Today’s Orders and Opinions

The Order List is here.

NOTE: The Court did grant cert. in one case, FedEx v. Holowecki.

The opinion in Safeco is here.
The opinion in Uttecht is here.
The opinion in Sole is here.
The per curiam opinion dismissing Claiborne is here.



6 Comments »



  1. What is the Court’s policy on announcing per curiams from the bench? I’m pretty sure they announced Bush v. Gore, I doubt if they announced Claiborne. What about a 9th Circuit slapdown? And when they do it, who does it?

    roger friedman

    Comment by r.friedman — June 4, 2007 @ 11:52 am

  2. You need to look at the reason why the decision came out as a Per Curiam. In Bush v. Gore, it was because there was no reasoning that commanded five votes, even though the individual Justices had quite substantial separate concurring and dissenting opinions.

    In today’s P.C. decisions, there are no separate opinions. Both involve (in the Court’s view) straightforward unanimous applications of well settled law.

    Comment by Marc Shepherd — June 4, 2007 @ 12:59 pm

  3. Actually, I see that Justice Thomas did write separately (though briefly, and breaking no new ground) in the other P.C. case today.

    Comment by Marc Shepherd — June 4, 2007 @ 3:14 pm

  4. Erickson is not unanimous.

    Comment by Kent Scheidegger — June 4, 2007 @ 3:17 pm

  5. The practice appears to be that per curiam decisions are announced from the bench in argued cases, but not in cases decided on a summary basis without oral argument. Thus, Claiborne was announced from the bench today; in like manner, Roper v. Weaver, which was digged after argument, was announced from the bench. Erickson was not announced from the bench, nor were any of the other summary per curiam decisions earlier this term.
    Bush v. Gore was released around 10 PM on Tuesday, December 12, 2000. It was not announced from the bench, but that was not because the decision was per curiam.
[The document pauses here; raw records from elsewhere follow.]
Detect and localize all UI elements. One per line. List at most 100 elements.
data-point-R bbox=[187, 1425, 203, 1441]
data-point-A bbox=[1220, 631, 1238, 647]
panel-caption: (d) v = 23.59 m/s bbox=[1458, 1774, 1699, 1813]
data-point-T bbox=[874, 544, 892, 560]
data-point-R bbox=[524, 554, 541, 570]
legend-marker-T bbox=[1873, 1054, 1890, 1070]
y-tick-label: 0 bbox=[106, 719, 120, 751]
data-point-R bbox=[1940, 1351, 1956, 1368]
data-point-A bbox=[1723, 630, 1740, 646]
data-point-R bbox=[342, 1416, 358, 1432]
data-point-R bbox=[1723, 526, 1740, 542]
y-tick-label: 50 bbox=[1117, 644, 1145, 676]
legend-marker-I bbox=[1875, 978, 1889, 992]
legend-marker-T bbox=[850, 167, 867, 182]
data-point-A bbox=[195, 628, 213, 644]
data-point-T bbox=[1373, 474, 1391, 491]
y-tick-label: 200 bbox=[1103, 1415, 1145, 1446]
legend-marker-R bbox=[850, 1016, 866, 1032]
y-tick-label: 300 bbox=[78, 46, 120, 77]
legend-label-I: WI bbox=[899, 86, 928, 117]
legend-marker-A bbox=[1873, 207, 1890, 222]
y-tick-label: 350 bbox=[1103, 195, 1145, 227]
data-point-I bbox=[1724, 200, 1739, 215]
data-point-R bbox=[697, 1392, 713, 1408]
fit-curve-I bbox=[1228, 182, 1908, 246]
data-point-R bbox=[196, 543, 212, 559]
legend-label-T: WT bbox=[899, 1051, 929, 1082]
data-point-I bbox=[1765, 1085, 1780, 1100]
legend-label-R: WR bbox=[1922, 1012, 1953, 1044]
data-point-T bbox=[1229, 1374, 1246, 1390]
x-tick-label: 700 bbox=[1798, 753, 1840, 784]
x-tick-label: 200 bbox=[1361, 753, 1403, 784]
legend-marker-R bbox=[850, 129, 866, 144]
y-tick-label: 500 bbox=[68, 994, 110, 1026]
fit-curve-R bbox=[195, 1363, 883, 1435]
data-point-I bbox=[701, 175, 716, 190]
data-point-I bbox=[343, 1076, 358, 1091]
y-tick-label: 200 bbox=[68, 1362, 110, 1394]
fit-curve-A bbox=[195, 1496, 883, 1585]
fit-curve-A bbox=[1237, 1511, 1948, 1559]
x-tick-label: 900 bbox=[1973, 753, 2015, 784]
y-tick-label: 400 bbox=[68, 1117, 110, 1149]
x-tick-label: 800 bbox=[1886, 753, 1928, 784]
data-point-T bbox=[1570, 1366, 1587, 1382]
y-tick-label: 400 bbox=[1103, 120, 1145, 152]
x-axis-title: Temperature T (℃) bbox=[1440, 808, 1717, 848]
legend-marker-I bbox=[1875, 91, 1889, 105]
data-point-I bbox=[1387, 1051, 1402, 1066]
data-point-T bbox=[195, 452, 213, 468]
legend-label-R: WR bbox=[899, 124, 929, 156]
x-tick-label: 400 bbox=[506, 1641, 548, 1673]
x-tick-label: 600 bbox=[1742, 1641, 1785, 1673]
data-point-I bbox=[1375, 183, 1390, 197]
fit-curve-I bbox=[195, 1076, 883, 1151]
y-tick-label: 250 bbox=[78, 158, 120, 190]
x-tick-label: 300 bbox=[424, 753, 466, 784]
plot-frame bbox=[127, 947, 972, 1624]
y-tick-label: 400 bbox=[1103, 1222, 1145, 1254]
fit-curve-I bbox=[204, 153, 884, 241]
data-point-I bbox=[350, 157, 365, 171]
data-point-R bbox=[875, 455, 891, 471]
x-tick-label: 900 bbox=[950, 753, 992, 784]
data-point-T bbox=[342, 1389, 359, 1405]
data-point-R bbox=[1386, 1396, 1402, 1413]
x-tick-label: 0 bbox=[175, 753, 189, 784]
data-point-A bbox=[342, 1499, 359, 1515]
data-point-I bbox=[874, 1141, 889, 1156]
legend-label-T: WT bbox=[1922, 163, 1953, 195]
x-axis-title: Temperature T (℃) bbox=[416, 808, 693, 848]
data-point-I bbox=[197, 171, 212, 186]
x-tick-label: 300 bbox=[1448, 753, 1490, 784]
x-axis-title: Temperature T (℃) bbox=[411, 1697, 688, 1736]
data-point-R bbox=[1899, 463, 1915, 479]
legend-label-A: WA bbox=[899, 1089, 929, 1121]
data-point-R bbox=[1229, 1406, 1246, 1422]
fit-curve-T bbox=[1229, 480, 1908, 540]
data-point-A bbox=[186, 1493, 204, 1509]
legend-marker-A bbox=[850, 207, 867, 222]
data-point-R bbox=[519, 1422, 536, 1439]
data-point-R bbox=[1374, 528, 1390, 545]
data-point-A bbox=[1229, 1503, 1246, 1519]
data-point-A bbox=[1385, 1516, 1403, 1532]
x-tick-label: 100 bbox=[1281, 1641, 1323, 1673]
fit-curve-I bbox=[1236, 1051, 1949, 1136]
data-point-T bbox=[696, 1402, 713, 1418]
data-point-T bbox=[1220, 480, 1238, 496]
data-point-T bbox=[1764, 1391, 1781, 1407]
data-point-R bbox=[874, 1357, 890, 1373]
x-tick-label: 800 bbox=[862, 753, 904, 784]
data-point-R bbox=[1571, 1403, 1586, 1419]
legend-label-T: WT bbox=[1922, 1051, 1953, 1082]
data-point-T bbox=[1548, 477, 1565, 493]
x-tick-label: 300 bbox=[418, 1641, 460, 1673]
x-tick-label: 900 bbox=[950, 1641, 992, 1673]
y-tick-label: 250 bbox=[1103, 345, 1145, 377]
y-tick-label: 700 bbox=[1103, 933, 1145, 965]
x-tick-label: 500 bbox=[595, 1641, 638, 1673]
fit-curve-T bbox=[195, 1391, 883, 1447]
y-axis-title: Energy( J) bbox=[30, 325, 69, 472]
    Comment by Ken Jost — June 4, 2007 @ 5:26 pm

  6. “In Bush v. Gore… there was no reasoning that commanded five votes.”
    I believe that Justice Scalia’s concurring opinion claimed to agree with the reasoning of the per curiam, only to be adding another ground for reversal. It then follows that the per curiae order to permanently end the recount on equal protection grounds since coming up with a new counting standard would not be possible before the statutory “safe harbor” deadline was an order whose reasoning had the support of a full court (namely the five conservative justices).